Treasury Secretary Janet Yellen assured in a letter sent to the Speaker of the House of Representatives that the agency will implement extraordinary measures to avoid defaulting on its debt, which would generate enormous consequences for the US economy.
On Thursday, the United States hit the debt ceiling, forcing the Treasury Department to take a series of unusual steps to help the government be able to pay its bills and avoid default.

Treasury Secretary Janet Yellen wrote a letter to House Speaker Kevin McCarthy on Thursday saying she began taking “extraordinary steps” as the government ran into its legal borrowing capacity of $31.381 trillion.
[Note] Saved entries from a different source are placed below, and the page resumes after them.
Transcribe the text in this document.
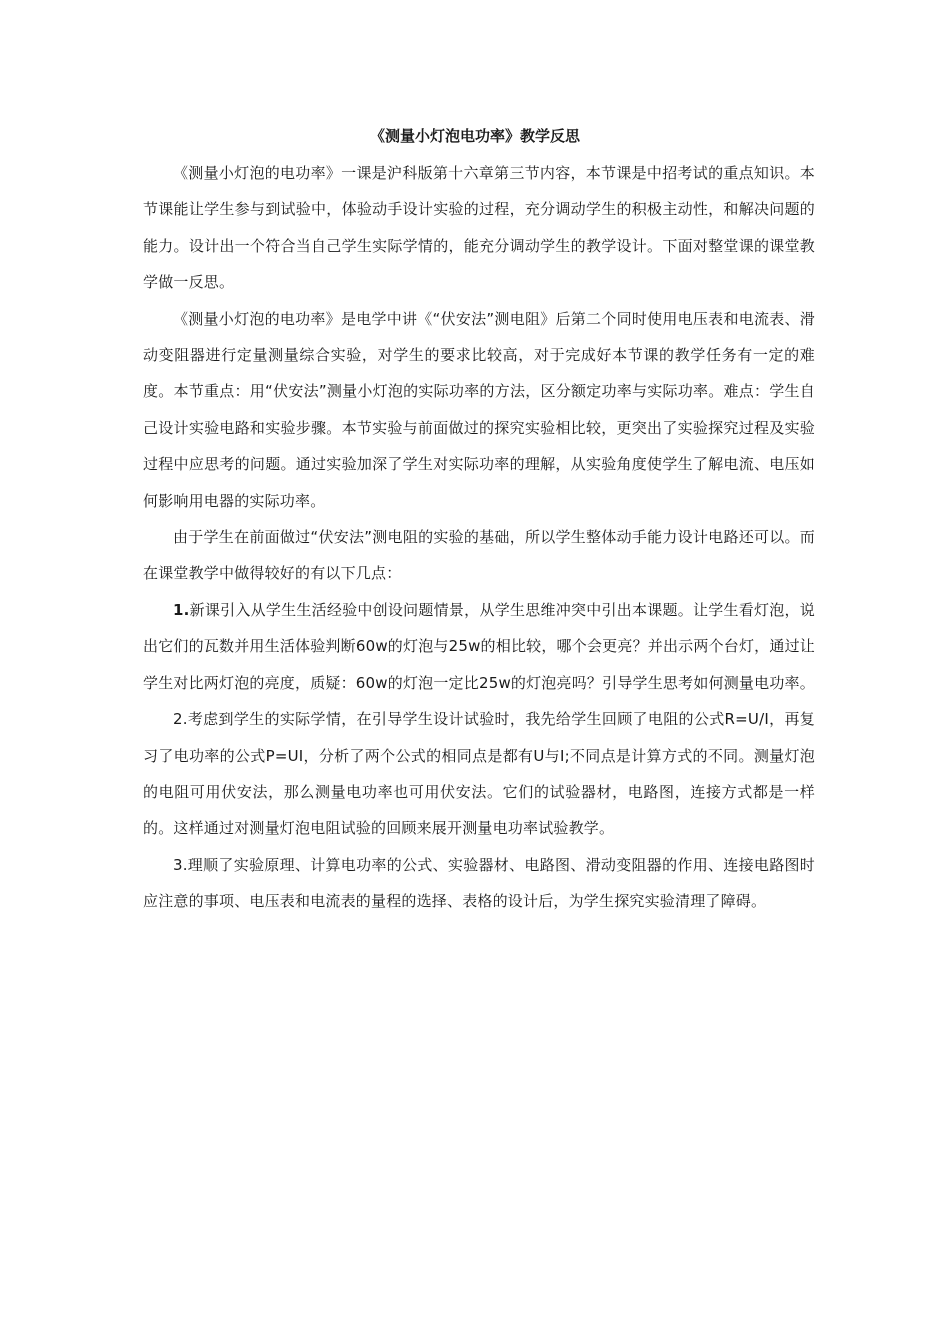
《测量小灯泡电功率》教学反思

《测量小灯泡的电功率》一课是沪科版第十六章第三节内容，本节课是中招考试的重点知识。本节课能让学生参与到试验中，体验动手设计实验的过程，充分调动学生的积极主动性，和解决问题的能力。设计出一个符合当自己学生实际学情的，能充分调动学生的教学设计。下面对整堂课的课堂教学做一反思。

《测量小灯泡的电功率》是电学中讲《“伏安法”测电阻》后第二个同时使用电压表和电流表、滑动变阻器进行定量测量综合实验，对学生的要求比较高，对于完成好本节课的教学任务有一定的难度。本节重点：用“伏安法”测量小灯泡的实际功率的方法，区分额定功率与实际功率。难点：学生自己设计实验电路和实验步骤。本节实验与前面做过的探究实验相比较，更突出了实验探究过程及实验过程中应思考的问题。通过实验加深了学生对实际功率的理解，从实验角度使学生了解电流、电压如何影响用电器的实际功率。

由于学生在前面做过“伏安法”测电阻的实验的基础，所以学生整体动手能力设计电路还可以。而在课堂教学中做得较好的有以下几点：

1.新课引入从学生生活经验中创设问题情景，从学生思维冲突中引出本课题。让学生看灯泡，说出它们的瓦数并用生活体验判断60w的灯泡与25w的相比较，哪个会更亮？并出示两个台灯，通过让学生对比两灯泡的亮度，质疑：60w的灯泡一定比25w的灯泡亮吗？引导学生思考如何测量电功率。

2.考虑到学生的实际学情，在引导学生设计试验时，我先给学生回顾了电阻的公式R=U/I，再复习了电功率的公式P=UI，分析了两个公式的相同点是都有U与I;不同点是计算方式的不同。测量灯泡的电阻可用伏安法，那么测量电功率也可用伏安法。它们的试验器材，电路图，连接方式都是一样的。这样通过对测量灯泡电阻试验的回顾来展开测量电功率试验教学。

3.理顺了实验原理、计算电功率的公式、实验器材、电路图、滑动变阻器的作用、连接电路图时应注意的事项、电压表和电流表的量程的选择、表格的设计后，为学生探究实验清理了障碍。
Dollars.
The debt ceiling has been increased approximately 80 times since the 1960s.

She assured that the agency will implement extraordinary measures to avoid defaulting on its debt, which would have enormous consequences for the US economy, global financial stability and many Americans.

These provisional measures will expire on June 5.

This buys Congress some time, but the duration of the extraordinary measures is subject to “considerable uncertainty,” she wrote, stressing that it is challenging to forecast how many financial obligations the federal government must pay.

“I respectfully urge Congress to act expeditiously to protect the full faith and credit of the United States,” she wrote.

Why hasn’t the debt ceiling been raised?

Discussion over raising the debt ceiling is deadlocked among a handful of congressional Republicans who have demanded that raising the debt limit be tied to spending cuts.
The White House responded that it will not offer any concessions or negotiate to raise the debt ceiling.

For this reason, with the immediate solution resting squarely in the hands of those legislators, fears have grown that the US will default on its debt for the first time in history, or come dangerously close to doing so.

How the Treasury will avoid default

The Treasury will begin using two extraordinary measures to allow it to temporarily continue funding the operations of the federal government, which are largely based on behind-the-scenes accounting maneuvers.

The agency will begin selling existing investments and suspend rollovers from the Civil Service Retirement and Disability Fund and the Postal Service Retiree Health Benefit Fund.
Likewise, it will suspend the reinvestment of a fund of government securities of the Savings Plan of the Retirement System of Federal Employees.

These funds are invested in special issue Treasury securities, which count against the borrowing limit.
Treasury’s actions would reduce the amount of outstanding debt subject to the cap and temporarily allow it to continue paying government bills on time and in full.

No retirees or federal employees will be affected, and the funds will be completed once the gridlock ends, Yellen wrote.